Pete went on, “We didn’t want a patent; patents are worthless.” If you have a patent, you have to publish how your design works, and then go into litigation with people who have stolen your technology. Pete was not about to show his secret to anyone. Even with these precautions, there have been many attempts to steal Pete Sumaruck’s technology.

Changing the world – How valuable is an inventor’s intellectual property – it is everything. It’s your integrity; it’s your time, your physical energy and your thought processes; your heartbreak; it’s your frustration and your ecstasy, your past and your future. Why doesn’t the public understand this. Have they never experienced anything so important as actually changing the world.

Many people have asked Pete to gift his invention to them. I suppose it is a matter of “if you don’t ask, you don’t get,” on the far off chance they will get. But if they personally experienced the grit effort it takes to birth an invention, they would be more respectful of Pete Sumaruck’s efforts.

Should academics ask to examine his power production units. Sumaruck will allow them to look at a unit, view its operation, but they always want to take a unit with them, possibly take one of his units apart. This is not acceptable; this would be tantamount to stealing Sumaruck’s technology. Why should they be allowed to do this – entitlement by virtue of being learned.

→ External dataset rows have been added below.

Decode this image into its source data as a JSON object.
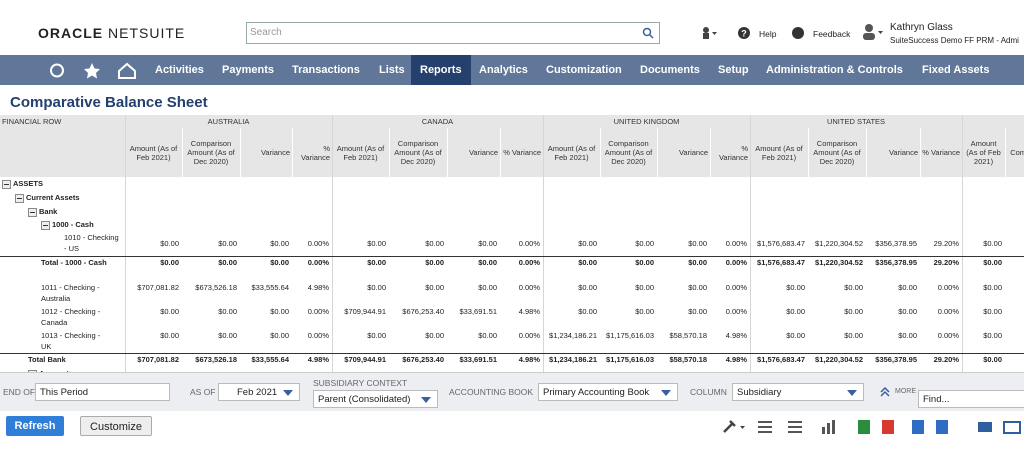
{
  "header": {
    "logo_a": "ORACLE",
    "logo_b": "NETSUITE",
    "search": "Search",
    "help": "Help",
    "feedback": "Feedback",
    "user": "Kathryn Glass",
    "role": "SuiteSuccess Demo FF PRM - Admi"
  },
  "nav": {
    "items": [
      "Activities",
      "Payments",
      "Transactions",
      "Lists",
      "Reports",
      "Analytics",
      "Customization",
      "Documents",
      "Setup",
      "Administration & Controls",
      "Fixed Assets"
    ],
    "active": "Reports"
  },
  "page": {
    "title": "Comparative Balance Sheet"
  },
  "table": {
    "row_header": "FINANCIAL ROW",
    "groups": [
      "AUSTRALIA",
      "CANADA",
      "UNITED KINGDOM",
      "UNITED STATES"
    ],
    "columns": [
      "Amount (As of Feb 2021)",
      "Comparison Amount (As of Dec 2020)",
      "Variance",
      "% Variance",
      "Amount (As of Feb 2021)",
      "Comparison Amount (As of Dec 2020)",
      "Variance",
      "% Variance",
      "Amount (As of Feb 2021)",
      "Comparison Amount (As of Dec 2020)",
      "Variance",
      "% Variance",
      "Amount (As of Feb 2021)",
      "Comparison Amount (As of Dec 2020)",
      "Variance",
      "% Variance",
      "Amount (As of Feb 2021)",
      "Com Am of D"
    ],
    "rows": [
      {
        "label": "ASSETS",
        "level": 0,
        "bold": true,
        "toggle": true
      },
      {
        "label": "Current Assets",
        "level": 1,
        "bold": true,
        "toggle": true
      },
      {
        "label": "Bank",
        "level": 2,
        "bold": true,
        "toggle": true
      },
      {
        "label": "1000 - Cash",
        "level": 3,
        "bold": true,
        "toggle": true
      },
      {
        "label": "1010 - Checking - US",
        "level": 4,
        "values": [
          "$0.00",
          "$0.00",
          "$0.00",
          "0.00%",
          "$0.00",
          "$0.00",
          "$0.00",
          "0.00%",
          "$0.00",
          "$0.00",
          "$0.00",
          "0.00%",
          "$1,576,683.47",
          "$1,220,304.52",
          "$356,378.95",
          "29.20%",
          "$0.00"
        ]
      },
      {
        "label": "Total - 1000 - Cash",
        "level": 3,
        "bold": true,
        "total": true,
        "values": [
          "$0.00",
          "$0.00",
          "$0.00",
          "0.00%",
          "$0.00",
          "$0.00",
          "$0.00",
          "0.00%",
          "$0.00",
          "$0.00",
          "$0.00",
          "0.00%",
          "$1,576,683.47",
          "$1,220,304.52",
          "$356,378.95",
          "29.20%",
          "$0.00"
        ]
      },
      {
        "label": "1011 - Checking - Australia",
        "level": 3,
        "values": [
          "$707,081.82",
          "$673,526.18",
          "$33,555.64",
          "4.98%",
          "$0.00",
          "$0.00",
          "$0.00",
          "0.00%",
          "$0.00",
          "$0.00",
          "$0.00",
          "0.00%",
          "$0.00",
          "$0.00",
          "$0.00",
          "0.00%",
          "$0.00"
        ]
      },
      {
        "label": "1012 - Checking - Canada",
        "level": 3,
        "values": [
          "$0.00",
          "$0.00",
          "$0.00",
          "0.00%",
          "$709,944.91",
          "$676,253.40",
          "$33,691.51",
          "4.98%",
          "$0.00",
          "$0.00",
          "$0.00",
          "0.00%",
          "$0.00",
          "$0.00",
          "$0.00",
          "0.00%",
          "$0.00"
        ]
      },
      {
        "label": "1013 - Checking - UK",
        "level": 3,
        "values": [
          "$0.00",
          "$0.00",
          "$0.00",
          "0.00%",
          "$0.00",
          "$0.00",
          "$0.00",
          "0.00%",
          "$1,234,186.21",
          "$1,175,616.03",
          "$58,570.18",
          "4.98%",
          "$0.00",
          "$0.00",
          "$0.00",
          "0.00%",
          "$0.00"
        ]
      },
      {
        "label": "Total Bank",
        "level": 2,
        "bold": true,
        "total": true,
        "values": [
          "$707,081.82",
          "$673,526.18",
          "$33,555.64",
          "4.98%",
          "$709,944.91",
          "$676,253.40",
          "$33,691.51",
          "4.98%",
          "$1,234,186.21",
          "$1,175,616.03",
          "$58,570.18",
          "4.98%",
          "$1,576,683.47",
          "$1,220,304.52",
          "$356,378.95",
          "29.20%",
          "$0.00"
        ]
      },
      {
        "label": "Accounts Receivable",
        "level": 2,
        "bold": true,
        "toggle": true
      }
    ]
  },
  "filters": {
    "end_of_label": "END OF",
    "end_of": "This Period",
    "as_of_label": "AS OF",
    "as_of": "Feb 2021",
    "subsidiary_label": "SUBSIDIARY CONTEXT",
    "subsidiary": "Parent (Consolidated)",
    "book_label": "ACCOUNTING BOOK",
    "book": "Primary Accounting Book",
    "column_label": "COLUMN",
    "column": "Subsidiary",
    "more": "MORE",
    "find": "Find..."
  },
  "buttons": {
    "refresh": "Refresh",
    "customize": "Customize"
  }
}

It is entirely up to him; it’s Pete’s invention; he gets to make the rules. Pete is a realist; he isn’t trying to reform the world; he just wants to prove, to demonstrate and to convince the public that safe, inexpensive electric energy can power any and everything. Eventually it will come to pass. Pete is just that persistent.

“I could have been dead so many times,” he told me.

“You’re the miracle boy, you just keep on going.”

“Yeah, that’s why I’m here – to build this machine, again and again…so I guess I’d better get on with it.”